Imagerie médicale: «Les principes classiques du consentement sont en tension avec le modèle du Big Data»

Imagerie médicale: «Les principes classiques du consentement sont en tension avec le modèle du Big Data»
En fin d’année 2018, un workshop international a réuni des experts de différentes disciplines pour aborder la question de l’imagerie médicale. Un domaine en pleine expansion qui relève de nombreux challenges techniques, juridiques et éthiques. Retour sur la thématique par le Pr Osman Ratib et la Pre Samia Hurst-Majno, organisateurs de l’événement.
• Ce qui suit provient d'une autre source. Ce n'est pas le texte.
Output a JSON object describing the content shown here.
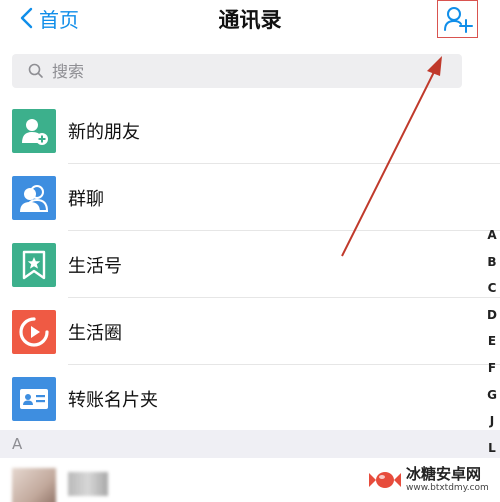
{
  "nav": {
    "back_label": "首页",
    "title": "通讯录",
    "add_icon": "add-user-icon",
    "accent_color": "#108ee9",
    "highlight_color": "#d9534f"
  },
  "search": {
    "placeholder": "搜索",
    "value": ""
  },
  "list": {
    "items": [
      {
        "label": "新的朋友",
        "icon": "new-friend-icon",
        "color": "#3cb08c"
      },
      {
        "label": "群聊",
        "icon": "group-chat-icon",
        "color": "#3e8ee0"
      },
      {
        "label": "生活号",
        "icon": "lifestyle-account-icon",
        "color": "#3cb08c"
      },
      {
        "label": "生活圈",
        "icon": "life-circle-icon",
        "color": "#ef5a44"
      },
      {
        "label": "转账名片夹",
        "icon": "business-card-icon",
        "color": "#3e8ee0"
      }
    ]
  },
  "section": {
    "header": "A"
  },
  "index": {
    "letters": [
      "A",
      "B",
      "C",
      "D",
      "E",
      "F",
      "G",
      "J",
      "L"
    ]
  },
  "watermark": {
    "title": "冰糖安卓网",
    "url": "www.btxtdmy.com"
  }
}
L'imagerie médicale devient une composante majeure des données nécessaires à chaque décision médicale en matière de diagnostic, d'évaluation de la réponse au traitement, de suivi de la récurrence de la maladie, mais également d'aide à la chirurgie ainsi que des traitements non invasifs.

Les images sont les «biomarqueurs» objectifs de l'expression et de l'évolution des maladies.

Des milliards d'images sont générées chaque jour dans chaque hôpital et chaque établissement de santé. La richesse des données acquises est accablante et n'a pas encore été appréhendée. L'hétérogénéité et la complexité des données intégrées dans ces modalités d'imagerie sont encore loin d'être maîtrisées. L'évolution rapide des outils d'apprentissage automatique et d'exploration de données en profondeur applicables à de très grandes collections de données peut potentiellement ouvrir la voie à une nouvelle génération d'analyse d'images et à l'extraction de centaines d'éléments d'image, également connus sous le nouveau domaine des outils d'analyse «radiomique».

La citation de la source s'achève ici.